Step 7, circulation execution in step 2, all the model short text traversals in fire compartment wall finish;

Step 8, the similarity of fire compartment wall interception and model short text is higher than this short message text of a predetermined value.

The effect that the present invention realizes is that in question answering system, the problem at the user proposes according to its inherent meaning, is included into the classification space of a whole page accurately in the location automatically with it, makes that the logic correspondence of the problem that each classification space of a whole page is included with it is strong.The field that the answer user of being convenient to answer a question is good at according to self selects the space of a whole page to answer, and the problem that makes obtains very fast authority's response.Simultaneously, the inventive method has improved the accuracy that the short text similarity is calculated, and can give the expert who is familiar with this problem domain with question recommending more accurately.Make question answering system as the platform of information interchange, make the distribution of information more accurate.

In the short text search field, search method of the present invention is based on probability topic and retrieves, and whether reaches threshold value to judge its correlation in terms of content by judging similarity, has therefore also improved the accuracy of short text search return results greatly.

In getting rid of spam, shielding advertising message field, but effective recognition discharging garbage mail, advertising message, and indicated, shield.Improve the efficient and the accuracy of spam, advertising message identification.

Description of drawings

Figure 1A, 1B, 1C, 1D are depicted as a kind of structural representation that carries out the system of short text classification based on probability topic;

Fig. 2 A, 2B are for carrying out the flow chart of short text classification based on probability topic;

Fig. 3 is for carrying out the flow chart of question recommending based on probability topic;

Fig. 4 A is the structural representation of search engine server;

Fig. 4 B is for carrying out the flow chart of short text retrieval based on probability topic;

Fig. 5 A is the structural representation of mail server;

Fig. 5 B is for discerning the flow chart of spam based on probability topic;

Fig. 6 A is the structural representation of the present invention's one Application Example;

Fig. 6 B is the schematic flow sheet of the present invention's one Application Example;

Fig. 7 A, 7B are the little average and grand mean value schematic diagram of getting the F1 that the different themes number obtains on two data sets;

Fig. 8 A, 8B are depicted as the little average and grand mean value schematic diagram of getting the F1 that different λ values obtain on two data sets.

Embodiment

The invention discloses a kind of method and system of carrying out short text classification, can find out true relation between word and the word, and then calculate the similarity between the short text according to probability topic based on probability topic.With localizing objects data efficiently.
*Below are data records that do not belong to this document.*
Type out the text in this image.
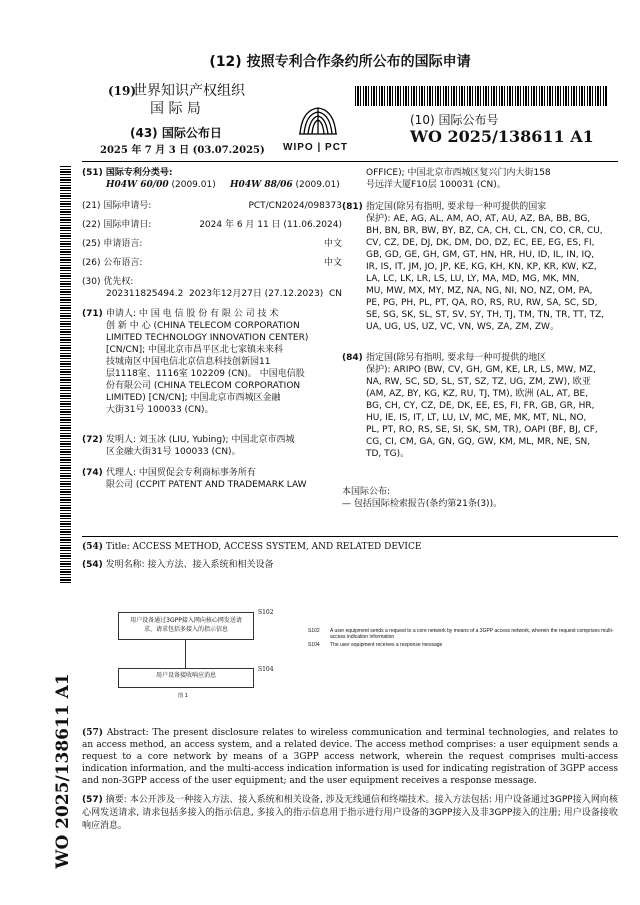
(12) 按照专利合作条约所公布的国际申请
(19)
世界知识产权组织
国 际 局
(43) 国际公布日
2025 年 7 月 3 日 (03.07.2025) WIPO | PCT
(10) 国际公布号
WO 2025/138611 A1
WO 2025/138611 A1
(51) 国际专利分类号:
H04W 60/00 (2009.01) H04W 88/06 (2009.01)
(21) 国际申请号:	PCT/CN2024/098373
(22) 国际申请日:	2024 年 6 月 11 日 (11.06.2024)
(25) 申请语言:	中文
(26) 公布语言:	中文
(30) 优先权:
202311825494.2 2023年12月27日 (27.12.2023) CN
(71) 申请人: 中 国 电 信 股 份 有 限 公 司 技 术
创 新 中 心 (CHINA TELECOM CORPORATION
LIMITED TECHNOLOGY INNOVATION CENTER)
[CN/CN]; 中国北京市昌平区北七家镇未来科
技城南区中国电信北京信息科技创新园11
层1118室、1116室 102209 (CN)。 中国电信股
份有限公司 (CHINA TELECOM CORPORATION
LIMITED) [CN/CN]; 中国北京市西城区金融
大街31号 100033 (CN)。
(72) 发明人: 刘玉冰 (LIU, Yubing); 中国北京市西城
区金融大街31号 100033 (CN)。
(74) 代理人: 中国贸促会专利商标事务所有
限公司 (CCPIT PATENT AND TRADEMARK LAW
OFFICE); 中国北京市西城区复兴门内大街158
号远洋大厦F10层 100031 (CN)。
(81) 指定国(除另有指明, 要求每一种可提供的国家
保护): AE, AG, AL, AM, AO, AT, AU, AZ, BA, BB, BG,
BH, BN, BR, BW, BY, BZ, CA, CH, CL, CN, CO, CR, CU,
CV, CZ, DE, DJ, DK, DM, DO, DZ, EC, EE, EG, ES, FI,
GB, GD, GE, GH, GM, GT, HN, HR, HU, ID, IL, IN, IQ,
IR, IS, IT, JM, JO, JP, KE, KG, KH, KN, KP, KR, KW, KZ,
LA, LC, LK, LR, LS, LU, LY, MA, MD, MG, MK, MN,
MU, MW, MX, MY, MZ, NA, NG, NI, NO, NZ, OM, PA,
PE, PG, PH, PL, PT, QA, RO, RS, RU, RW, SA, SC, SD,
SE, SG, SK, SL, ST, SV, SY, TH, TJ, TM, TN, TR, TT, TZ,
UA, UG, US, UZ, VC, VN, WS, ZA, ZM, ZW。
(84) 指定国(除另有指明, 要求每一种可提供的地区
保护): ARIPO (BW, CV, GH, GM, KE, LR, LS, MW, MZ,
NA, RW, SC, SD, SL, ST, SZ, TZ, UG, ZM, ZW), 欧亚
(AM, AZ, BY, KG, KZ, RU, TJ, TM), 欧洲 (AL, AT, BE,
BG, CH, CY, CZ, DE, DK, EE, ES, FI, FR, GB, GR, HR,
HU, IE, IS, IT, LT, LU, LV, MC, ME, MK, MT, NL, NO,
PL, PT, RO, RS, SE, SI, SK, SM, TR), OAPI (BF, BJ, CF,
CG, CI, CM, GA, GN, GQ, GW, KM, ML, MR, NE, SN,
TD, TG)。
本国际公布:
— 包括国际检索报告(条约第21条(3))。
(54) Title: ACCESS METHOD, ACCESS SYSTEM, AND RELATED DEVICE
(54) 发明名称: 接入方法、接入系统和相关设备
用户设备通过3GPP接入网向核心网发送请求，请求包括多接入的指示信息
S102
用户设备接收响应消息
S104
图 1
S102	A user equipment sends a request to a core network by means of a 3GPP access network, wherein the request comprises multi-access indication information
S104	The user equipment receives a response message
(57) Abstract: The present disclosure relates to wireless communication and terminal technologies, and relates to an access method, an access system, and a related device. The access method comprises: a user equipment sends a request to a core network by means of a 3GPP access network, wherein the request comprises multi-access indication information, and the multi-access indication information is used for indicating registration of 3GPP access and non-3GPP access of the user equipment; and the user equipment receives a response message.
(57) 摘要: 本公开涉及一种接入方法、接入系统和相关设备, 涉及无线通信和终端技术。接入方法包括: 用户设备通过3GPP接入网向核心网发送请求, 请求包括多接入的指示信息, 多接入的指示信息用于指示进行用户设备的3GPP接入及非3GPP接入的注册; 用户设备接收响应消息。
In the data processing equipment of the fire compartment wall of a mail server, search engine server, mobile communication system or question answering system server end, a kind of system that carries out the short text classification based on probability topic is set.

With the question answering system is example, and question answering system is an online interaction system, also is question answering system, realizes the computer processing system of user interactions question and answer.And to please refer to number of patent application be 200510130778.5 Chinese patent.

The technical problem that the present invention solves in question answering system is, the problem that proposes at the user according to its inherent meaning, is included into accurately that the classification space of a whole page shows in the location automatically with it, makes that the logic correspondence of the problem that each classification space of a whole page is included with it is strong.The field that the answer user of being convenient to answer a question is good at according to self selects the space of a whole page to answer, and the problem that makes obtains very fast authority's response.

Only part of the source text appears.